Question

The half-life of a radioactive substance is 20 minutes. The time taken between 50% decay and 87.5% decay of the substance will be

• A. 20 minutes
• B. 30 minutes
• C. 40 minutes
• D. 25 minutes
• E. 10 minutes

Hint:

You can visualize this: 100% $\rightarrow$ 50% (1st $T_{1/2}$) $\rightarrow$ 25% (2nd $T_{1/2}$) $\rightarrow$ 12.5% (3rd $T_{1/2}$). The jump from 50% remaining to 12.5% remaining clearly spans 2 half-lives.

Answer 1

The Correct Option is C

Concept: Radioactive decay follows a first-order kinetics process where the half-life (\(T_{1/2}\)) is the time required for half of the initial quantity of a substance to decay.
• Amount Remaining: After \(n\) half-lives, the remaining amount \(N\) is \(N = N_0 \left( \frac{1}{2} \right)^n\).
• Decay Percentages: Decay of 50% means 50% remains (\(N_1 = 0.5N_0\)). Decay of 87.5% means 12.5% remains (\(N_2 = 0.125N_0\)).

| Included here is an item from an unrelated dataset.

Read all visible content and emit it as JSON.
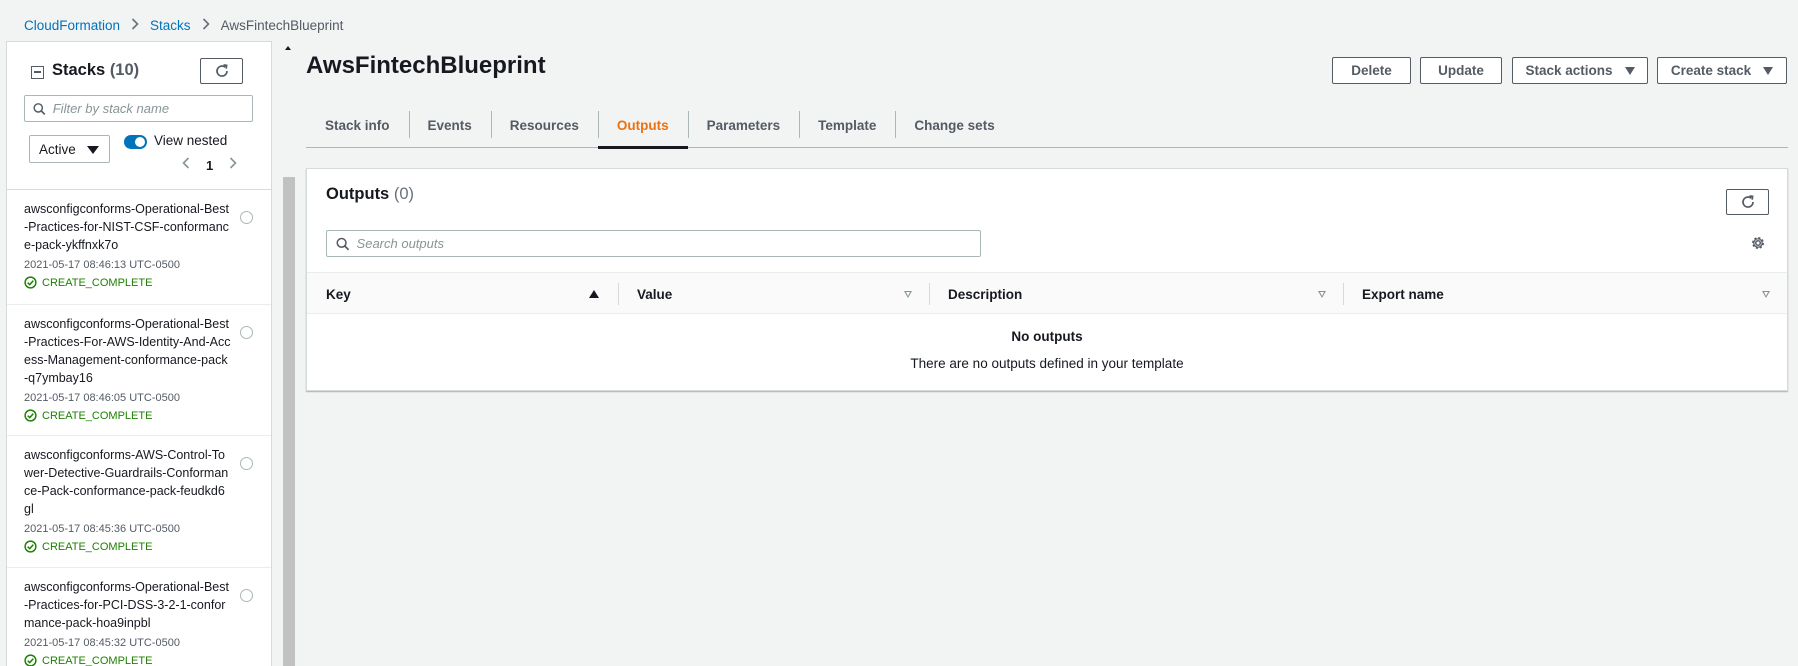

Step 1: Determine the number of half-lives for each state.
- For 50% decay (50% remaining): \[ 0.5 = (1/2)^1 \implies n_1 = 1 \text{ half-life} \] - For 87.5% decay (12.5% remaining): \[ 0.125 = \frac{1}{8} = (1/2)^3 \implies n_2 = 3 \text{ half-lives} \]

Step 2: Calculate the time difference.
The time interval between these two states is the difference in the number of half-lives: \[ \Delta n = n_2 - n_1 = 3 - 1 = 2 \text{ half-lives} \] Since \(T_{1/2} = 20\) minutes: \[ \text{Time taken} = 2 \times 20 = 40 \text{ minutes} \]